These are sentences that I chose from random journal entries over the past year or so ~ that I strung together to make one somewhat cohesive piece.
“Everything is precious ~ the raindrops outside my window, the candle’s flame, the shadow of my dried roses onto the ceiling. Right now, everything is illuminated.
I will proceed to enjoy life from here on out.
But there is still something missing and I think I’m close to finding it.
Maybe it’s an evolutionary impulse telling me I have to change or else I’ll fall back into another depression.
I believe that there is a difference between being in love with someone/something and being nostalgic about it. …Nostalgia makes you question things and make you feel like you could get back whatever it was that you had in the past. That doesn’t work.
It’s hard to just let go and let him live his life without me, but I would like to not be crazy anymore.
I love seeing him smile & making him laugh; that alone makes up for all the hardships we go through.
That’s the one thing that can be perceived as good from him ~ the fact of the expansion of my emotions, even if they don’t feel good.
Being that it’s been a year since we first expressed our feelings to each other, I found my dream most peculiar. In the dream, I didn’t force anything - I sat back patiently and saw his feelings for me. I remember telling him that I’ve always loved him.
Love lies beneath the surface where words cannot be used.
I see life in new ways. More beautiful ways, and I treasure it ~ all of it.

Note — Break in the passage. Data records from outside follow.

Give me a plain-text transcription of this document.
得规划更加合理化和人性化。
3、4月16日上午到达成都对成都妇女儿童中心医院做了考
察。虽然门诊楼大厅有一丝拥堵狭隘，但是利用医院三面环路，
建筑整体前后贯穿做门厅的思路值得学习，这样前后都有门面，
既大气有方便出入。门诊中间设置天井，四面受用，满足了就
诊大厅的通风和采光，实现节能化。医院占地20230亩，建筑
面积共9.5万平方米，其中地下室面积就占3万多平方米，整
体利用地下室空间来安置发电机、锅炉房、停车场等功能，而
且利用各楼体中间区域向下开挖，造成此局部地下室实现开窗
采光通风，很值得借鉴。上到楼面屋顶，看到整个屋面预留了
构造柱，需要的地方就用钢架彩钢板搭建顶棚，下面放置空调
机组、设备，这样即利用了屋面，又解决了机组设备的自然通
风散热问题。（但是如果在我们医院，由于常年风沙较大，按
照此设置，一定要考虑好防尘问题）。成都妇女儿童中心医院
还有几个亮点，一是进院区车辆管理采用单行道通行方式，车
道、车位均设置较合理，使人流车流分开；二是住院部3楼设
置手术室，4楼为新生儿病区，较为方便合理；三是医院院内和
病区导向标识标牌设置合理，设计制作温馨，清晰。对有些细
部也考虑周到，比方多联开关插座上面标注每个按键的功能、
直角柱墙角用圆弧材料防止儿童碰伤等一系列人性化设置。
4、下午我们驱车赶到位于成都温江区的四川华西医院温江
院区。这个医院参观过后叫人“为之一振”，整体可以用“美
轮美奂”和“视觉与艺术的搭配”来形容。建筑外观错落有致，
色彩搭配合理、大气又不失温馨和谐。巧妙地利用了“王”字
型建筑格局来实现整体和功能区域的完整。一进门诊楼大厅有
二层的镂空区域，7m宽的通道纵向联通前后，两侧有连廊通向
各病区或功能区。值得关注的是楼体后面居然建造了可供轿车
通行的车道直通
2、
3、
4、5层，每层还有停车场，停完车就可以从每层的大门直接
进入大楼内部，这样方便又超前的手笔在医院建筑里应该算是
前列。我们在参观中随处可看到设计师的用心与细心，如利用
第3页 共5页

It’s so beautiful to be holding the man you’re making love with and to be free of everything that normally weighs you down ~ thoughts, stress, concepts of anything other than this moment ~ and to experience oneness silently & truly.
He told me about the few times I’ve kissed him in the past, that I hardly even remembered.
How do you know if your heart speaks truths, lies, or anything at all?
Part of trying to understand is questioning
I guess it just takes bravery, and taking chances, and knowing that there’s no real way to fail.
As humans, there are so many things to love about this place that are irrelevant to our souls after we depart & return to the stars.
I was spending a few moments holding Annabel and recognizing that she’s able to love me just as I’m able to love her. Maybe that’s why humans like dogs so much; they share similar capacities for love.
Love is an awareness, a present linking emotion or recognition of oneness.
This is the best time in my life thus far; I have nothing to worry about, and everything I could possibly need or ask for. I don’t know what did it… It’s all Pete’s doing, maybe. He makes me an enhanced version of myself… It’s just a great time to be alive, and more wonderful to be receiving unconditional love from my favorite friend, Petey.
I am not sure where it is this life is taking me ~ but I’m ready.
I got lucky to have as good of an existence as I do.
The rain reminds me that this is it - I can’t forget to appreciate each moment.”